There is something peculiarly solemn in this statement. The number of those who have been put to death for the faith of Christ in every age of the world, is exceedingly great. Thousands of men and women have laid down their lives rather than deny their Savior, and have shed their blood for the truth. At the time they died they seemed to have no helper. Like Zachariah, and James, and Stephen, and John the Baptist, and Ignatius, and Huss, and Hooper, and Latimer, they died without resistance. They were soon buried and forgotten on earth, and their enemies seemed to triumph utterly.

But their deaths were not forgotten in heaven. Their blood was had in remembrance before God. The persecutions by Herod, and Nero, and Diocletian, and bloody Mary, and Charles IX, are not forgotten. There shall be a great judgement one day, and then all the world shall see that “precious in the sight of the Lord is the death of his saints.” (Psalm 116:15.)

Let us often look forward to the judgment day. There are many things going on in the world which are trying to our faith. The frequent triumphing of the wicked is perplexing. The frequent depression of the godly is a problem that appears hard to solve. But it shall all be made clear one day. The great white throne and the books of God shall put all things in their right places. The tangled maze of God’s providence shall be unraveled. All shall be proved to a wondering world to have been “well done.” Every tear that the wicked have caused the godly to shed shall be reckoned for. Every drop of righteous blood that has been spilled shall at length be required.

We learn, lastly, from our Lord’s words, how great is the wickedness of keeping back others from religious knowledge. He says to the lawyers, “You have taken away the key of knowledge–you entered not in yourselves, and those that were entering in you hindered.”

The sin here denounced is awfully common. The guilt of it lies at far more doors than at first sight many are aware. It is the sin of the Romish priest who forbids the poor man to read his Bible. It is the sin of the unconverted Protestant minister who warns his people against “extreme views,” and sneers at the idea of conversion. It is the sin of the ungodly, thoughtless husband who dislikes his wife becoming “serious.” It is the sin of the worldly-minded mother who cannot bear the idea of her daughter thinking of spiritual things, and giving up theaters and balls. All these, wittingly or unwittingly, are bringing down on themselves our Lord’s emphatic “woe.” They are hindering others from entering heaven!

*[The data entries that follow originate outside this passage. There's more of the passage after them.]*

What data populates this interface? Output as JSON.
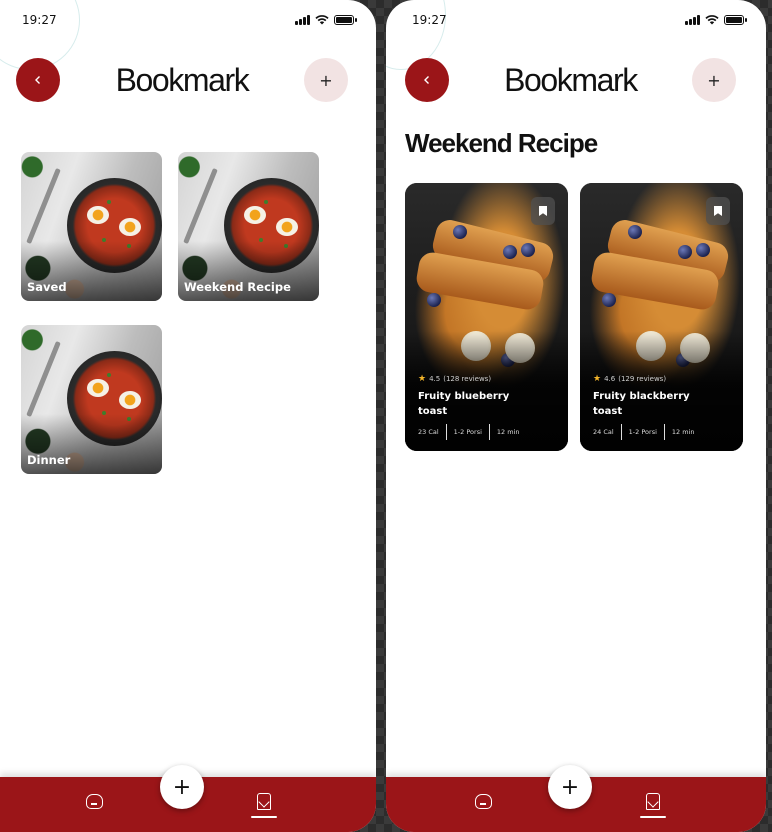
{
  "colors": {
    "brand": "#9b1518",
    "add_button_bg": "#f2e3e3",
    "star": "#f4b52a"
  },
  "status": {
    "time": "19:27"
  },
  "left_screen": {
    "title": "Bookmark",
    "back_icon": "chevron-left-icon",
    "add_label": "+",
    "folders": [
      {
        "label": "Saved"
      },
      {
        "label": "Weekend Recipe"
      },
      {
        "label": "Dinner"
      }
    ]
  },
  "right_screen": {
    "title": "Bookmark",
    "back_icon": "chevron-left-icon",
    "add_label": "+",
    "section_title": "Weekend Recipe",
    "recipes": [
      {
        "rating": "4.5",
        "reviews": "(128 reviews)",
        "name": "Fruity blueberry toast",
        "cal": "23 Cal",
        "portion": "1-2 Porsi",
        "time": "12 min",
        "icon": "bookmark-icon"
      },
      {
        "rating": "4.6",
        "reviews": "(129 reviews)",
        "name": "Fruity blackberry toast",
        "cal": "24 Cal",
        "portion": "1-2 Porsi",
        "time": "12 min",
        "icon": "bookmark-icon"
      }
    ]
  },
  "nav": {
    "fab_label": "+",
    "items": [
      {
        "icon": "home-icon"
      },
      {
        "icon": "bookmark-icon",
        "active": true
      }
    ]
  }
}
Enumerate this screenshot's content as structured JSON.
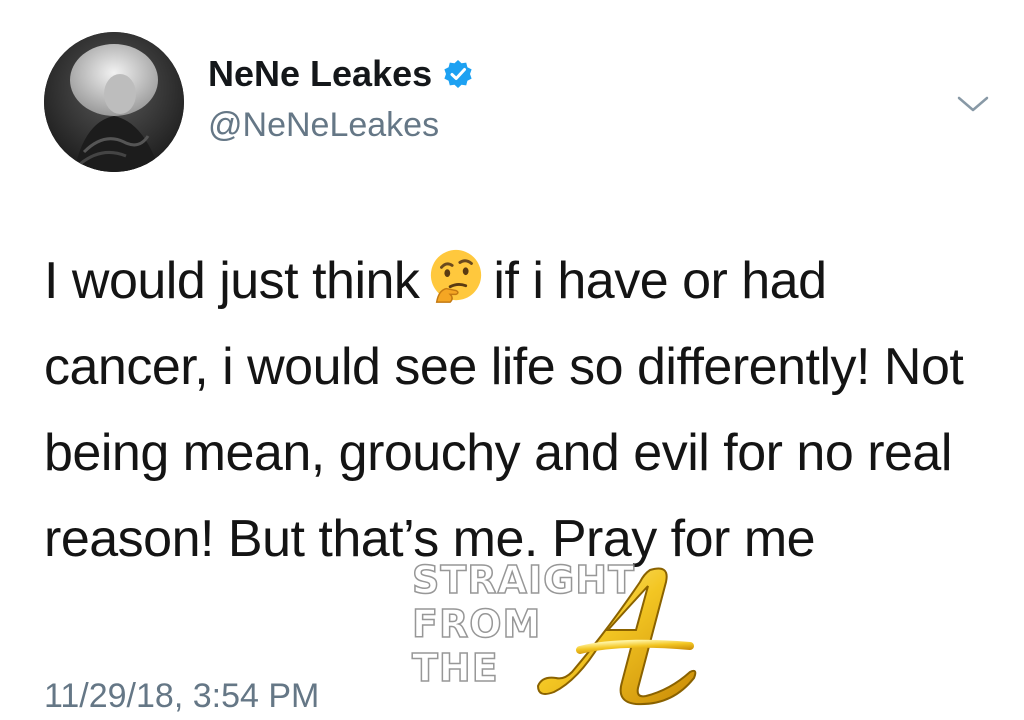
{
  "tweet": {
    "display_name": "NeNe Leakes",
    "handle": "@NeNeLeakes",
    "text_before_emoji": "I would just think",
    "text_after_emoji": "if i have or had cancer, i would see life so differently! Not being mean, grouchy and evil for no real reason! But that’s me. Pray for me",
    "timestamp": "11/29/18, 3:54 PM"
  },
  "icons": {
    "verified": "verified-badge-icon",
    "menu": "chevron-down-icon",
    "emoji": "thinking-face-emoji-icon"
  },
  "colors": {
    "verified_blue": "#1DA1F2",
    "secondary_text": "#657786",
    "primary_text": "#141414"
  },
  "watermark": {
    "line1": "STRAIGHT",
    "line2": "FROM",
    "line3": "THE"
  }
}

Let us pray that this dreadful sin may never be ours. Whatever we are ourselves in religion, let us dread discouraging others, if they have the least serious concern about their souls. Let us never check any of those around us in their religion, and specially in the matter of reading the Bible, hearing the Gospel, and private prayer. Let us rather cheer them, encourage them, help them, and thank God if they are better than ourselves. Deliver me from blood-guiltiness,” was a prayer of David’s. (Psalm 51:14.) It may be feared that the blood of relatives will be heavy on the heads of some at the last day. They saw them about to “enter” the kingdom of God, and they “hindered” them.